News and Insights

Tax Alert | Pension Plan Deadline Approaching

Tax Development Dec 18, 2020

There are important issues to be addressed by December 31 for participating employers of most registered pension plans. Specifically, participating employers must include GST/HST and QST deemed tax liabilities in their December sales tax returns.

Background

Under current GST/HST legislation (section 172.1 of the Excise Tax Act (ETA)) and QST legislation (sections 289.5 to 289.7 of an Act respecting the Québec Sales Tax (QSTA)), participating employers are deemed to have made supplies to a pension entity, resulting in a deemed tax liability for the participating employer. In addition, actual supplies made by a participating employer to a pension entity create a requirement for the employer to charge GST/HST (and potentially QST) to the pension entity. As interpreted by the Canada Revenue Agency, “actual supplies” include pension expenses that are paid by a pension entity for which the employer is the recipient. 

To eliminate any double taxation on pension expenses, under sections 232.01 and 232.02 of the ETA, an employer may issue a Tax Adjustment Note (TAN) to reduce its net tax, unless the employer and the pension entity make an election to not account for tax on the actual supplies (i.e., a “nil consideration” election under section 157 of the ETA). Both the actual tax and deemed tax can generally be partially recovered when the pension entity files its 33% pension entity rebate application.

Filing and Reporting Obligations

A key provision in the ETA affects all pension entities and their participating employers by restricting the recovery of tax where the employer does not remit the deemed tax by including it in the appropriate GST/HST return filed on time. A similar provision exists for QST purposes.  This includes reductions to the eligible pension rebate amount and TAN amount, where a deemed tax liability is not remitted in the return which includes the last day of the participating employer’s fiscal year.

Many employers use a master trust (or “master pension entity”, as defined in the ETA) in their pension plan structure. The ETA deeming provisions also apply to certain pension expenses paid by master trusts.

For those pension plans that are considered a Selected Listed Financial Institution (SLFI), additional filings are required and various other elections are available. The ETA defines a trust governed by a registered pension plan to be a financial institution. If that trust has plan members in both an HST province or Québec and another province, then the trust would generally be considered an SLFI pension plan. An unregistered SLFI pension plan is required to make monthly GST/HST filings; however, if the plan voluntarily registers, it may choose an annual filing period. The GST/HST and QST deemed tax and SLFI rules for participating employers and their pension plans are intertwined and complex. 
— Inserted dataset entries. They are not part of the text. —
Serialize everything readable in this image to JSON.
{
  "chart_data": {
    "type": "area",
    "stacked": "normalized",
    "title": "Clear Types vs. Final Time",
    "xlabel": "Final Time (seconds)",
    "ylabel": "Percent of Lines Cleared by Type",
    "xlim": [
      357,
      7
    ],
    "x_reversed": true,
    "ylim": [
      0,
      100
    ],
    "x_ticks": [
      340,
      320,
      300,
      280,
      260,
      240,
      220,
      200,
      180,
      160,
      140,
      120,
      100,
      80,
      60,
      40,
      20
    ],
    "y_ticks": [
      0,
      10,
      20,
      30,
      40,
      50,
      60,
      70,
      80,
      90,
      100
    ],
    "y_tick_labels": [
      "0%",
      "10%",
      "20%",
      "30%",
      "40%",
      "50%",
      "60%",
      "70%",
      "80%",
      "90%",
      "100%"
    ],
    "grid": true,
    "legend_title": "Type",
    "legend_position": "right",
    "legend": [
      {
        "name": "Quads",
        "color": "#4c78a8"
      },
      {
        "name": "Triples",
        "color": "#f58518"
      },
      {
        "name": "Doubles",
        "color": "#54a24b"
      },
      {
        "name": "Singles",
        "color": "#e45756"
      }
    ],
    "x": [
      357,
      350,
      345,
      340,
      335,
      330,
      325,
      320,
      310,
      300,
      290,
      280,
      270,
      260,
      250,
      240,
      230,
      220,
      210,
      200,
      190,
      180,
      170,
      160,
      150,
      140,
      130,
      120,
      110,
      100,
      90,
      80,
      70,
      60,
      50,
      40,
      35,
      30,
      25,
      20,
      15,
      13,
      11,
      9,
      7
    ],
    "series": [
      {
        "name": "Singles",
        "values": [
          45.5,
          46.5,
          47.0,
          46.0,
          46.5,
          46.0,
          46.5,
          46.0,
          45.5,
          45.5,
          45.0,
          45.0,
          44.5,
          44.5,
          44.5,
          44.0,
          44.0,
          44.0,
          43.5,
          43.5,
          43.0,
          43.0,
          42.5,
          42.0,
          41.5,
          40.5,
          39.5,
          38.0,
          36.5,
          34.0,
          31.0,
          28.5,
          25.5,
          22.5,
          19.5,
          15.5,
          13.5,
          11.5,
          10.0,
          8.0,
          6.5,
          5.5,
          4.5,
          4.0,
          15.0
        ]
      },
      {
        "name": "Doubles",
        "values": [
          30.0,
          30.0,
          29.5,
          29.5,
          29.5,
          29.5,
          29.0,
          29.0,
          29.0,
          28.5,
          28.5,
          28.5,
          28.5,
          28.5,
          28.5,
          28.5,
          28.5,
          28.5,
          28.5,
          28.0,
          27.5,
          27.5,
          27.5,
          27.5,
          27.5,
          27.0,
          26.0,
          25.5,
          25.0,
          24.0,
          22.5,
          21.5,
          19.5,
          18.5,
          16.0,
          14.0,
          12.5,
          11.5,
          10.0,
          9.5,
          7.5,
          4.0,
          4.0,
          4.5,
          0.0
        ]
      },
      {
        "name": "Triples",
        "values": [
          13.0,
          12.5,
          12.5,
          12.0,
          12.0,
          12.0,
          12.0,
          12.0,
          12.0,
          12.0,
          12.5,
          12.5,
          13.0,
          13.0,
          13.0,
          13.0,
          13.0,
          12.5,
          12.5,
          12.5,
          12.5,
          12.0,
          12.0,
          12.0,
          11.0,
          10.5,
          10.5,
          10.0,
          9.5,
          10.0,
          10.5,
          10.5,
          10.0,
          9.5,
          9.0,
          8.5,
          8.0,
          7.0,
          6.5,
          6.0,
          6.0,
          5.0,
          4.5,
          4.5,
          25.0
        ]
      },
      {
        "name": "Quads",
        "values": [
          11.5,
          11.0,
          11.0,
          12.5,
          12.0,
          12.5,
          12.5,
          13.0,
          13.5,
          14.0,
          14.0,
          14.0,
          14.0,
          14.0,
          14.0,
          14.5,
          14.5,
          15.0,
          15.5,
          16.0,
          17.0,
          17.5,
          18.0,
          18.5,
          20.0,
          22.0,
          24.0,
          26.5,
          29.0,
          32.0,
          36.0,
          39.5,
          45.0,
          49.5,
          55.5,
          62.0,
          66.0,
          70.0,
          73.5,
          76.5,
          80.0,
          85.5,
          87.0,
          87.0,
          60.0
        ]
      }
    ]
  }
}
In summary, if any deemed tax is not remitted on time, it will not be considered an eligible amount for purposes of the pension rebate and it may not be included as part of a TAN. To preserve the full amount of the pension rebate and TAN, it is imperative that employers include amounts for deemed tax in respect of pension activities in their net tax for the return that includes the last day of their fiscal year. If the information to make an actual calculation is not available, we suggest using an estimate for the deemed tax amount. For those participating employers with a December 31 year end, the deemed tax must be included in the December 2020 return, which is due on January 31, 2021.